Under water limiting conditions, grain yield is a function of transpiration (T), transpiration efficiency (TE), and harvest index (HI) [Passioura (1977) J. Aust. Inst. Agric. Sci. 43:117-120]. Within this framework, grain yield is linked to post-anthesis T (Turner (2004) J. Exp. Bot. 55:2413-2425; Manschadi et al. (2006) Funct. Plant. Biol. 33:823-837), because HI increases with the fraction of total crop T used after anthesis (Passioura, (1977) supra; Sadras and Connor (1991) Field Crops Res. 26:227-239; Hammer (2006) Agric. Sci. 19:16-22). Increased post-anthesis T is associated with reduced drought stress around anthesis, which can positively affect crop growth rate at anthesis of cereals and hence grain number (Andrade et al. (2002) Crop Sci. 42:1173-1179; Van Oosterom and Hammer (2008) Field Crops Res. 108:259-268). If the total amount of available water is limited, post-anthesis T can be increased by restricting pre-anthesis T. This can be achieved by restricting canopy size, either genetically or through crop management. However, a smaller canopy will only reduce total T if its TE is not compromised. Significant genotypic differences in TE have been reported for sorghum (Hammer et al. (1997) Aust. J. Agric. Res. 48:649-655; Henderson et al. (1998) Aust. J. Plant Physiol. 25:111-123; Mortlock and Hammer (1999) J. Crop Prod. 2:265-286; Xin et al. (2009) Field Crops Res. 111:74-80). Alternatively, post-anthesis water use can be increased by increasing the total amount of water accessed by the crop, either through deeper rooting or reduced lower limit of water extraction (Manschadi et al. (2006) supra).

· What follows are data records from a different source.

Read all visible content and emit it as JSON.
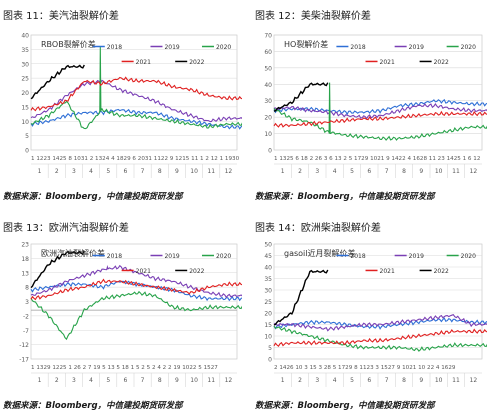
{
  "figures": [
    {
      "title": "图表 11：美汽油裂解价差",
      "source": "数据来源：Bloomberg，中信建投期货研发部"
    },
    {
      "title": "图表 12：美柴油裂解价差",
      "source": "数据来源：Bloomberg，中信建投期货研发部"
    },
    {
      "title": "图表 13：欧洲汽油裂解价差",
      "source": "数据来源：Bloomberg，中信建投期货研发部"
    },
    {
      "title": "图表 14：欧洲柴油裂解价差",
      "source": "数据来源：Bloomberg，中信建投期货研发部"
    }
  ],
  "colors": {
    "2018": "#2e6fd6",
    "2019": "#7a3fb5",
    "2020": "#28a34a",
    "2021": "#e02020",
    "2022": "#000000",
    "grid": "#d9d9d9",
    "axis_text": "#595959"
  },
  "chart_data": [
    {
      "type": "line",
      "title": "RBOB裂解价差",
      "legend": [
        "2018",
        "2019",
        "2020",
        "2021",
        "2022"
      ],
      "ylim": [
        0,
        40
      ],
      "yticks": [
        "0",
        "5",
        "10",
        "15",
        "20",
        "25",
        "30",
        "35",
        "40"
      ],
      "xtick_text": "1  1223 1425  8 1031  2 1324  4 1829  6 2031 1122  9 1215 11 1 2  12 1 1930",
      "month_labels": [
        "1",
        "2",
        "3",
        "4",
        "5",
        "6",
        "7",
        "8",
        "9",
        "10",
        "11",
        "12"
      ],
      "series": [
        {
          "name": "2018",
          "values": [
            9,
            10,
            12,
            13,
            13,
            14,
            13,
            13,
            11,
            10,
            9,
            8
          ]
        },
        {
          "name": "2019",
          "values": [
            11,
            14,
            19,
            23,
            24,
            21,
            19,
            17,
            14,
            12,
            10,
            11
          ]
        },
        {
          "name": "2020",
          "values": [
            9,
            12,
            17,
            7,
            14,
            12,
            12,
            11,
            10,
            9,
            8,
            9
          ]
        },
        {
          "name": "2021",
          "values": [
            14,
            15,
            17,
            24,
            23,
            25,
            24,
            24,
            22,
            21,
            19,
            18
          ]
        },
        {
          "name": "2022",
          "values": [
            18,
            24,
            29
          ]
        }
      ],
      "spikes": [
        {
          "name": "2020",
          "value": 36,
          "at_month": 4.9
        }
      ]
    },
    {
      "type": "line",
      "title": "HO裂解价差",
      "legend": [
        "2018",
        "2019",
        "2020",
        "2021",
        "2022"
      ],
      "ylim": [
        0,
        70
      ],
      "yticks": [
        "0",
        "10",
        "20",
        "30",
        "40",
        "50",
        "60",
        "70"
      ],
      "xtick_text": "1  1325  6  18  2 26  3  6  13 2  5 1729 1021  9 1422  4 1628 11 23 1425  1 6  12",
      "month_labels": [
        "1",
        "2",
        "3",
        "4",
        "5",
        "6",
        "7",
        "8",
        "9",
        "10",
        "11",
        "12"
      ],
      "series": [
        {
          "name": "2018",
          "values": [
            24,
            25,
            25,
            24,
            23,
            23,
            24,
            27,
            28,
            30,
            29,
            28
          ]
        },
        {
          "name": "2019",
          "values": [
            25,
            26,
            24,
            23,
            21,
            20,
            21,
            24,
            27,
            27,
            25,
            24
          ]
        },
        {
          "name": "2020",
          "values": [
            25,
            19,
            17,
            11,
            9,
            8,
            7,
            7,
            8,
            10,
            12,
            14
          ]
        },
        {
          "name": "2021",
          "values": [
            15,
            15,
            16,
            17,
            18,
            19,
            19,
            20,
            21,
            22,
            22,
            22
          ]
        },
        {
          "name": "2022",
          "values": [
            24,
            29,
            40
          ]
        }
      ],
      "spikes": [
        {
          "name": "2020",
          "value": 41,
          "at_month": 4.1
        }
      ]
    },
    {
      "type": "line",
      "title": "欧洲汽油裂解价差",
      "legend": [
        "2018",
        "2019",
        "2020",
        "2021",
        "2022"
      ],
      "ylim": [
        -17,
        23
      ],
      "yticks": [
        "-17",
        "-12",
        "-7",
        "-2",
        "3",
        "8",
        "13",
        "18",
        "23"
      ],
      "xtick_text": "1 1329 1225  1 26  2 7 19  5 13  5 18 1 5  2 5 2  4 2  2 19 1022  5 1527",
      "month_labels": [
        "1",
        "2",
        "3",
        "4",
        "5",
        "6",
        "7",
        "8",
        "9",
        "10",
        "11",
        "12"
      ],
      "series": [
        {
          "name": "2018",
          "values": [
            7,
            8,
            9,
            9,
            8,
            10,
            9,
            8,
            7,
            5,
            4,
            4
          ]
        },
        {
          "name": "2019",
          "values": [
            5,
            7,
            10,
            12,
            14,
            15,
            13,
            11,
            10,
            8,
            6,
            5
          ]
        },
        {
          "name": "2020",
          "values": [
            4,
            -2,
            -10,
            0,
            4,
            5,
            6,
            5,
            1,
            0,
            1,
            1
          ]
        },
        {
          "name": "2021",
          "values": [
            4,
            5,
            7,
            8,
            10,
            10,
            9,
            8,
            7,
            6,
            8,
            9
          ]
        },
        {
          "name": "2022",
          "values": [
            8,
            16,
            20
          ]
        }
      ],
      "spikes": [
        {
          "name": "2019",
          "value": 15,
          "at_month": 5.3
        }
      ]
    },
    {
      "type": "line",
      "title": "gasoil近月裂解价差",
      "legend": [
        "2018",
        "2019",
        "2020",
        "2021",
        "2022"
      ],
      "ylim": [
        0,
        50
      ],
      "yticks": [
        "0",
        "5",
        "10",
        "15",
        "20",
        "25",
        "30",
        "35",
        "40",
        "45",
        "50"
      ],
      "xtick_text": "2 1426 10 3 15  3 28  5 1729  8 1123  3 1527  9 1021 10 22  4 1629",
      "month_labels": [
        "1",
        "2",
        "3",
        "4",
        "5",
        "6",
        "7",
        "8",
        "9",
        "10",
        "11",
        "12"
      ],
      "series": [
        {
          "name": "2018",
          "values": [
            14,
            15,
            16,
            16,
            15,
            14,
            14,
            15,
            16,
            17,
            17,
            16
          ]
        },
        {
          "name": "2019",
          "values": [
            15,
            15,
            14,
            13,
            14,
            15,
            15,
            16,
            17,
            18,
            19,
            15
          ]
        },
        {
          "name": "2020",
          "values": [
            14,
            12,
            10,
            8,
            6,
            5,
            5,
            5,
            4,
            5,
            6,
            6
          ]
        },
        {
          "name": "2021",
          "values": [
            6,
            7,
            7,
            7,
            7,
            8,
            8,
            9,
            10,
            11,
            12,
            12
          ]
        },
        {
          "name": "2022",
          "values": [
            15,
            20,
            38
          ]
        }
      ],
      "spikes": []
    }
  ]
}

The stay-green trait affects a number of the above processes in sorghum. First, stay-green reduces water use during the pre-anthesis period by restricting canopy size (via reduced tillering and smaller leaves).
Second, stay-green improves water accessibility by increasing the root:shoot ratio. There is some experimental evidence for better water extraction in stay-green lines, although more research is required. These root responses could also be explained by enhanced auxin transport (Wang et al. (2009) Molecular Plant 2(4):823-831). Third, stay-green increases the greenness of leaves at anthesis, effectively increasing photosynthetic capacity, and, therefore. TE (providing that photosynthesis increases proportionately more than conductance). The increase in leaf greenness is an indirect affect of reduced leaf mass, i.e. nitrogen is concentrated in the leaf.
Producing more food with less water is one of the major challenges currently facing humanity. There is a real and urgent need in both developing and developed countries to identify the genes and gene networks controlling drought adaptation in crop plants. This enables increased drought adaptation in a wide range of crop species grown in water-limited environments worldwide.